# Frame Mounts for a 89 Ford Ranger



## mykl (Nov 2, 2007)

I have a 1989 Ford Ranger 4WD. I bought a used Fisher Snowcaster 8ft plow. I know this plow is most likely a little heavy for this truck but that's what I have. I need to know where I can get the brackets that mount on the frame that will fit the Ford. Somewhere in the central Mass. area would be good. 
I'm considering adding some air shocks to the front to help beef up suspension. Only to be used on the farm.
If you can help or advise, it would be appreciated.
Thanks in Advance...


----------



## Buster F (Jun 12, 2006)

I'm pretty sure your gonna have to fab up mounts to put an 8' blade on a ranger. To the best of my knowledge the only plow mounts available for that truck were for smaller home-owner plows (6.5' or 7') and are not compatible with your 8' blade. The 8' speedcast blade is going to be grossly overweight for the front end of your truck and i'm guessing the truck will be way underpowered to push it as well. You may want to re-consider this combination.


----------



## itsgottobegreen (Mar 31, 2004)

U will snap the front end of that truck. Any of those year rangers needed air bags in the coils or you will snap the front end. Forget the 8' plow, find something smaller.


----------



## basher (Nov 13, 2004)

mykl;423206 said:


> I have a 1989 Ford Ranger 4WD. I bought a used Fisher Snowcaster 8ft plow.
> If you can help or advise, it would be appreciated.
> Thanks in Advance...


Don't do it.
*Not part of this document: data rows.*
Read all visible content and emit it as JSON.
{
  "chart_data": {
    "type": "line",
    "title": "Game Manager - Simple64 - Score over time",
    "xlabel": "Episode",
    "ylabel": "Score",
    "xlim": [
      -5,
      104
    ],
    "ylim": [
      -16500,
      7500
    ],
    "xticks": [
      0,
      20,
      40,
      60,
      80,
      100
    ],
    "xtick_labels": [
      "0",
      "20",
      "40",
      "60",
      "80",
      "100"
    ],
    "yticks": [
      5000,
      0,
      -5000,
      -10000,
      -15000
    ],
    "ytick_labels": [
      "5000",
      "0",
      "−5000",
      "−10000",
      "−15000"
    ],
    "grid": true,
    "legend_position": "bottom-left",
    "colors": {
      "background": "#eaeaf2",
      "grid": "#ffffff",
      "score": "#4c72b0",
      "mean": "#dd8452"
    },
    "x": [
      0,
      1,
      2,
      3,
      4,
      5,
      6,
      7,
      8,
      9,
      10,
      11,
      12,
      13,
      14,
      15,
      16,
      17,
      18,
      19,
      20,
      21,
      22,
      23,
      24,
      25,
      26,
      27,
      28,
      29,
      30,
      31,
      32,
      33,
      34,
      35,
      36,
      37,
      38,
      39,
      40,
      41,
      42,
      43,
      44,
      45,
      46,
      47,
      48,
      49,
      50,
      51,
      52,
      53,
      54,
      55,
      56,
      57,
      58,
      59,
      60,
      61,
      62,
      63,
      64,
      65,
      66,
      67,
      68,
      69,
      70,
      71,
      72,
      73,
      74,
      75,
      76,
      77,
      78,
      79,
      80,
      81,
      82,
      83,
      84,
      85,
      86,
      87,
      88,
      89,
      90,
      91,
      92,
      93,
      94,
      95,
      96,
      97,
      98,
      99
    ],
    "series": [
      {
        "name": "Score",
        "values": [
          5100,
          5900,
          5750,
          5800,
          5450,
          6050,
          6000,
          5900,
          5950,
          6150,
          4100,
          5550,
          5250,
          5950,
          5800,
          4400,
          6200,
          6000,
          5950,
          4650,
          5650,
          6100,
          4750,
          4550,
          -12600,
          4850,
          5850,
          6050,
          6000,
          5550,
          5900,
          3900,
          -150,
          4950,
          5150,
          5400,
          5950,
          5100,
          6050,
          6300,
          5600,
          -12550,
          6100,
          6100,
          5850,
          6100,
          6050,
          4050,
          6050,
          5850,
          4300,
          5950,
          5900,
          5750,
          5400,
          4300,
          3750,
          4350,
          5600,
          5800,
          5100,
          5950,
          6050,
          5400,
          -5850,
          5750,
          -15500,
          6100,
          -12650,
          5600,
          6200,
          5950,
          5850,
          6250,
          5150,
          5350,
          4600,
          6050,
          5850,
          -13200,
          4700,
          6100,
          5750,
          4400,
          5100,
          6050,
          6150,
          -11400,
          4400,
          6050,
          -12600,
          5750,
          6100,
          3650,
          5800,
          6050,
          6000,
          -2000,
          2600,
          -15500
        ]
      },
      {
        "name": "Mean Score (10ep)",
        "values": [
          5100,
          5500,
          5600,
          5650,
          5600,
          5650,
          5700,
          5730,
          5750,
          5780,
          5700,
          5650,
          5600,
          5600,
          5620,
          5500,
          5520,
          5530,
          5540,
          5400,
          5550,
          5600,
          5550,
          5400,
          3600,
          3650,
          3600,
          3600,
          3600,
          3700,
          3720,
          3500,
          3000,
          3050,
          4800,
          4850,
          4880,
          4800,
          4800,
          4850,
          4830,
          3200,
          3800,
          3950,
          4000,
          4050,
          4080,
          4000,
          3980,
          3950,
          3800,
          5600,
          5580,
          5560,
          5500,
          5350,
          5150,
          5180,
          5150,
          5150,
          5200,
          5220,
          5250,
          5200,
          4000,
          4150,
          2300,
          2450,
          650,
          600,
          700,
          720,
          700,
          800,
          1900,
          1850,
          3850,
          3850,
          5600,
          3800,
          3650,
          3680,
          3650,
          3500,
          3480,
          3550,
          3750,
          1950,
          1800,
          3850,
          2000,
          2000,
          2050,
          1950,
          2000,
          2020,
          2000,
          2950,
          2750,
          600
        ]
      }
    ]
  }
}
You'll kill the truck, fast!


----------



## mykl (Nov 2, 2007)

*8ft fisher on ford ranger*

OK, Thanks to all for the info. 
Anyone want to swap an 8ft fisher with all hardware, incl pump, controls and lights for a smaller plow that will fit the Ford Ranger? I'm willing to swap + $ for one I can bolt right on.
Thanks.


----------